Diğer bir konuda 20 yıllık süreçte meydana gelen ekonomideki yapısal değişim. Bir ülkenin yerel para biriminde değer kaybı yaşandığı zaman, o ülkedeki dış ticaret açığının kapanması beklenir. Ancak bu ülkemizde artık olmuyor. Ülkemiz 20 yıl sonra geldiği süreçte, yürütülen yanlış ekonomi politikaları neticesinde artık ne yaparsa yapsın dış ticaret açığı kapanmıyor. Dolayısıyla Türkiye ekonomisi için en ciddi sorun bu dış ticaret açığının eskisinden dahada kronik hale gelmesi.
Ülkemizdeki dış ticaretin durumuna baktığımızda, Ekim ayında hem yıllık ve hemde aylık olarak ithalat ihracatın üzerinde gerçekleşmiş durumda. Ekim ayında 29 milyar dolar ithalat ve karşılığında 21 milyar dolar ihracat yapmışız, yani 8 milyar dolar dış ticaret açığı oluşmuş. 2023 Ocak-Ekim dönemindeyse İthalatımız 304 milyar dolar ve ihracatımız 210 milyar dolar olmuş. Yılın daha ilk 10 ayında neredeyse 100 milyar dolar dış ticaret açığı vermişiz. Bu büyüklükteki bir dış ticaret açığı merkez bankası net rezervlerinin birkaç kat üstünde.
Bu iki gerçeği biraraya getirdiğimizde lirada önümüzdeki aylarda değer kaybının hızlanarak devam etmesinden başka bir seçenek bulunmuyor. Teknik grafiği incelediğimizde ve dolardaki son iki aydaki trende baktığımızda. Doların Ocak 2024'te 20-31 lira arasında ve Haziran 2024'te en az 34-35 lira bandı aralığında olacağını net olarak öngörebiliyoruz.
Borsayadaki duruma gelirsek, borsanın şu andaki en büyük düşmanı yüksek mevduat faizleri. Borsanın son zamanlarda yönünü aşağı çevirmesindeki faktörlerden biriside mevduat faizlerindeki bu ciddi yükseliş. Görünüşe göre Merkez Bankası faiz oranlarını artırmaya devam edecek ve buda borsaya yönelen parayı azaltacaktır.
İşin aslı, çok büyük bir kesim borsada büyük hayaller yazar ancak çok küçük bir kesim fahiş karlar elde eder. Birçok küçük yatırımcı borsada ya zarar etmekte yada küçük karlarla yetinmekte.
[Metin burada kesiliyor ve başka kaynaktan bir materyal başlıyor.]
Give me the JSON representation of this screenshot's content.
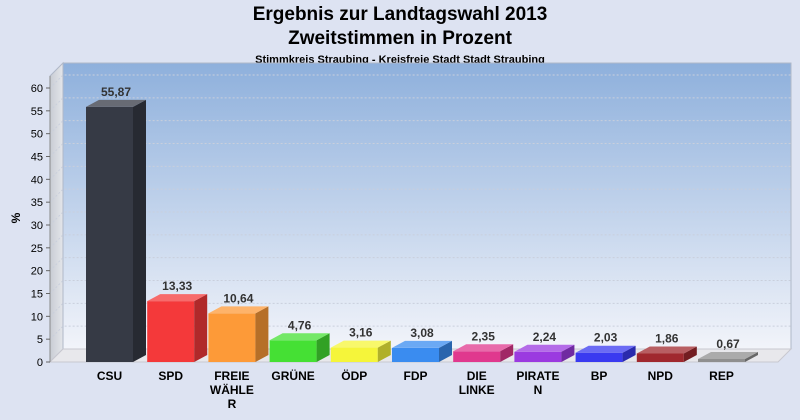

Siz vatandaşa yüzde 40larda net faiz getirisi sunduğunuzda,borsanın bir avantajı onlar için kalmıyor.
Borsada bilançoların iyi gelmesi ve ekonomik durgunlukla ilgili makro verilerin henüz oluşmaması nedeniyle borsanın biraz daha yukarı gitmeye zamanı ve potansiyeli var. Ancak endeks 10bin seviyesinin üzerinde trendini sürdürmeye zorlanabilir. Yüksek mevduat faizleri, harcama ve gelirleri azaltıcı politikaların etkisini göstermeye başlaması ve yabancı fonların gelmemesi borsaya birkaç ay sürecek bir yatay seyir içine sokabilir. Bu yüzden borsanın bu seviyelerden ucuz hisseleri almak yararımıza olacaktır.
Evet, beni izlediğiniz için teşekkür ederim, bir sonraki analizde yeniden görüşmek üzere.